Voir Etudes et intégration - Faire connaître les valeurs de la République.

Extrait concernant la laïcité.

 

La République française a fondé un modèle de laïcité singulier qui a servi et sert encore de modèle ou de contre modèle. La dimension multiculturelle de sociétés modernes actuelles justifierait pour certains la remise en question de ce modèle, auquel pourtant l’immense majorité des Français demeurent attachés. Le premier article de la Constitution de 1958 place la laïcité en deuxième rang des principes qui fonde la république : « La France est une République indivisible, laïque, démocratique et sociale ».

 

Pour faire comprendre aux nouveaux venus dans la République pourquoi la France est si attachée à sa laïcité, il faut en retracer l’histoire et dire en quoi elle est un élément essentiel de la pacification de l’espace social.

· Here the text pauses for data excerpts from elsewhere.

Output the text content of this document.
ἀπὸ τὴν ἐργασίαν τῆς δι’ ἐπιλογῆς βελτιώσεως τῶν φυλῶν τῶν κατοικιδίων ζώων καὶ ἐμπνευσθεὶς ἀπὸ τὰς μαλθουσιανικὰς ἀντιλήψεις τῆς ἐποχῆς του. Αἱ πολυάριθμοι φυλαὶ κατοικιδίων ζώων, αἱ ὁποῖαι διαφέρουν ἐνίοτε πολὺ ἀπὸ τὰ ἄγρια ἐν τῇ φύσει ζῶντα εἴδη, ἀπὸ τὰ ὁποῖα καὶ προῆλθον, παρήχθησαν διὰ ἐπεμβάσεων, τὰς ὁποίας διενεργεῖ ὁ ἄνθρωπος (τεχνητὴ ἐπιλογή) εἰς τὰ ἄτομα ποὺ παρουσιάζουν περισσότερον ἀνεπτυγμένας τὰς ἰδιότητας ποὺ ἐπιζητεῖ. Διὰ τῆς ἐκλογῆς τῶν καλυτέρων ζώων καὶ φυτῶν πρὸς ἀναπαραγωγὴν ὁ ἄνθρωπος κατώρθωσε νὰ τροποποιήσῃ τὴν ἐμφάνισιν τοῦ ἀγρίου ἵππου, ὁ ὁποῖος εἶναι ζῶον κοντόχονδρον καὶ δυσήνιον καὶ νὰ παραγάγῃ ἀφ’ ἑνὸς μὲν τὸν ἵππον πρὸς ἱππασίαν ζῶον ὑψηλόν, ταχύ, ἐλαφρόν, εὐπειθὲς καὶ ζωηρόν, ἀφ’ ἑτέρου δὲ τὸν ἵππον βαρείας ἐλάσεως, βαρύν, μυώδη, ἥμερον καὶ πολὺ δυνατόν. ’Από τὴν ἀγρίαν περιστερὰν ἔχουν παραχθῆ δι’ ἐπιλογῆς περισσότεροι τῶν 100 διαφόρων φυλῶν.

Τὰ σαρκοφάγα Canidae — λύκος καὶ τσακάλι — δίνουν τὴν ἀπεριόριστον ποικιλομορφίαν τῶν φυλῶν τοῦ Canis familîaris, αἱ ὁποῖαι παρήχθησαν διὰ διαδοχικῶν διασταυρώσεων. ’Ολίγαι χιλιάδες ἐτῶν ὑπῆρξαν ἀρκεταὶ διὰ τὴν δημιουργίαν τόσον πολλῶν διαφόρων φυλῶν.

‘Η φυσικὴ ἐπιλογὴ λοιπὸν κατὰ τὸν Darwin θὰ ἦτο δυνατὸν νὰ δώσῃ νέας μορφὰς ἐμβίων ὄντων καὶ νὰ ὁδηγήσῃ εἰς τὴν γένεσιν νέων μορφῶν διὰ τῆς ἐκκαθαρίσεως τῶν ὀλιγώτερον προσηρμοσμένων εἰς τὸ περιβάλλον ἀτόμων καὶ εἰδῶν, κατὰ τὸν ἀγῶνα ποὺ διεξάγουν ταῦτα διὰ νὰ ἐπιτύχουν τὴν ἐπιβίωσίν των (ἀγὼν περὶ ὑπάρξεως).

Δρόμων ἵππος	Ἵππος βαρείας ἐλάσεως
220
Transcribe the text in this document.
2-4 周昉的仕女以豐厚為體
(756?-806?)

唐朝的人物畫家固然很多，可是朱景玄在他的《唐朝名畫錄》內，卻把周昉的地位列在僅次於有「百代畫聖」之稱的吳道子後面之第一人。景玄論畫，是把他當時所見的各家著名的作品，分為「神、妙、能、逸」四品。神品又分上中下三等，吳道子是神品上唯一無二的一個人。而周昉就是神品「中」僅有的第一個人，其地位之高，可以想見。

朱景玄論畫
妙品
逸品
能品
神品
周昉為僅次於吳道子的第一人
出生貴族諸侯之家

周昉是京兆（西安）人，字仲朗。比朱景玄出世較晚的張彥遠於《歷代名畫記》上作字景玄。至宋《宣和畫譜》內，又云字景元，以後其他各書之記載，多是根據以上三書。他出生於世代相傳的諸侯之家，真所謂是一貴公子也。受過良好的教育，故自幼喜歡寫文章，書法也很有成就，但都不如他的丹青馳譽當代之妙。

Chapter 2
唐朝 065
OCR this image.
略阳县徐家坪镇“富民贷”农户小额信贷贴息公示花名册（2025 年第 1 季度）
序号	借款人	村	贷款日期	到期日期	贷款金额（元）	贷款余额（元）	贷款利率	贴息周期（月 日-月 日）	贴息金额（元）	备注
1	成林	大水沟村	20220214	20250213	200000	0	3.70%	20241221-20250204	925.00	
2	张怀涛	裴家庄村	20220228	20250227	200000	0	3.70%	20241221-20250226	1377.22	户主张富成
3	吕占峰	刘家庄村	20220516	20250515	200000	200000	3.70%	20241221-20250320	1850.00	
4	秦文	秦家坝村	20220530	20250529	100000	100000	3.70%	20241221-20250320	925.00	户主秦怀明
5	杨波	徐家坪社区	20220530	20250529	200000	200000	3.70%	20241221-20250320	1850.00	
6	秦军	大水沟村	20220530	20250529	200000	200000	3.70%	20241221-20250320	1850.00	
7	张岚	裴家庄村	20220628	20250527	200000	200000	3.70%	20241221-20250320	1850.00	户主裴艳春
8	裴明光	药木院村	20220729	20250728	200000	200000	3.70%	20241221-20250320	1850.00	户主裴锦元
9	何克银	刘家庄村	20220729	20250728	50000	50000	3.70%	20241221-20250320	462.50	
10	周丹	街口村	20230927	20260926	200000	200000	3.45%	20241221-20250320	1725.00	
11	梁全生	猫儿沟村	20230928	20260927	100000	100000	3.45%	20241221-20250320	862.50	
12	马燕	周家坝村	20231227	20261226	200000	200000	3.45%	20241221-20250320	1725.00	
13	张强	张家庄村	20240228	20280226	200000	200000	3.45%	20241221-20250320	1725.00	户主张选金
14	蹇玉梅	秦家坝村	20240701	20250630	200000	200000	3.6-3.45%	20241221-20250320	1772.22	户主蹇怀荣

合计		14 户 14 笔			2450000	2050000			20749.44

Portée par les idées des Lumières, elles-mêmes héritées de l’Angleterre et de la jeune démocratie américaine, la Révolution française constitue le départ de l’aventure laïque française. Le cheminement vers la laïcité de l’État propre à l’histoire nationale est un récit des conflits internes à la société et met en lumière la construction identitaire républicaine et démocratique.

 

Avant que l’on parle du « pacte » laïque français, il y eut une guerre idéologique et politique de

la Révolution à la veille de la Première Guerre mondiale.

Le 26 août 1789, l’article 10 de la Déclaration des droits de l’homme et du citoyen affirme que « nul ne peut être inquiété pour ses opinions, mêmes religieuses, pourvu qu’elles ne troublent l’ordre public établi par la loi ». La rupture de l’alliance entre le trône et l’autel est affirmée par l’article 3 : la Nation est désormais seule détentrice de la souveraineté. La France est devenue un État multiconfessionnel où le catholicisme perd son monopole. L’offensive révolutionnaire a eu une motivation économique (abolition des dîmes, nationalisation des biens du clergé, interdiction des ordres religieux dont la propriété foncière revient à l’État 1789-1790), mais aussi politique avec l’obligation du serment constitutionnel en novembre 1790 et la suppression des ordres religieux et des congrégations qui s’occupaient largement d’éducation est un autre moment important de l’histoire laïque française.

 

La Constitution de 1791 va mettre fin au monopole de l’Église catholique sur l’enregistrement de l’état-civil. Naissance, mariage et décès ne sont plus considérés comme prioritairement liés à un sacrement. Les étapes de la vie du citoyen, qui n’appartient à aucun groupe communautaire, doivent être enregistrées par un agent de l’État. Le mariage devient un contrat civil susceptible d’être rompu, le divorce est ainsi reconnu. En septembre 1792, un décret imposera aux autorités municipales de se charger de l’enregistrement et de la conservation de ces données. La laïcisation de l’état civil est une étape fondamentale dans la construction d’une société émancipée des pressions et des exclusivismes religieux.

 

Après la Terreur, le régime du Directoire doit réagir face à la progression des opposants à l’affaiblissement du pouvoir de l’Église. La séparation de l’Église et de l’État est déclarée : « Nul ne peut être empêché d’exercer, en se conformant aux lois, le culte qu’il a choisi. Nul ne peut être forcé de contribuer aux dépenses d’un culte. La République n’en salarie aucun » (article 354).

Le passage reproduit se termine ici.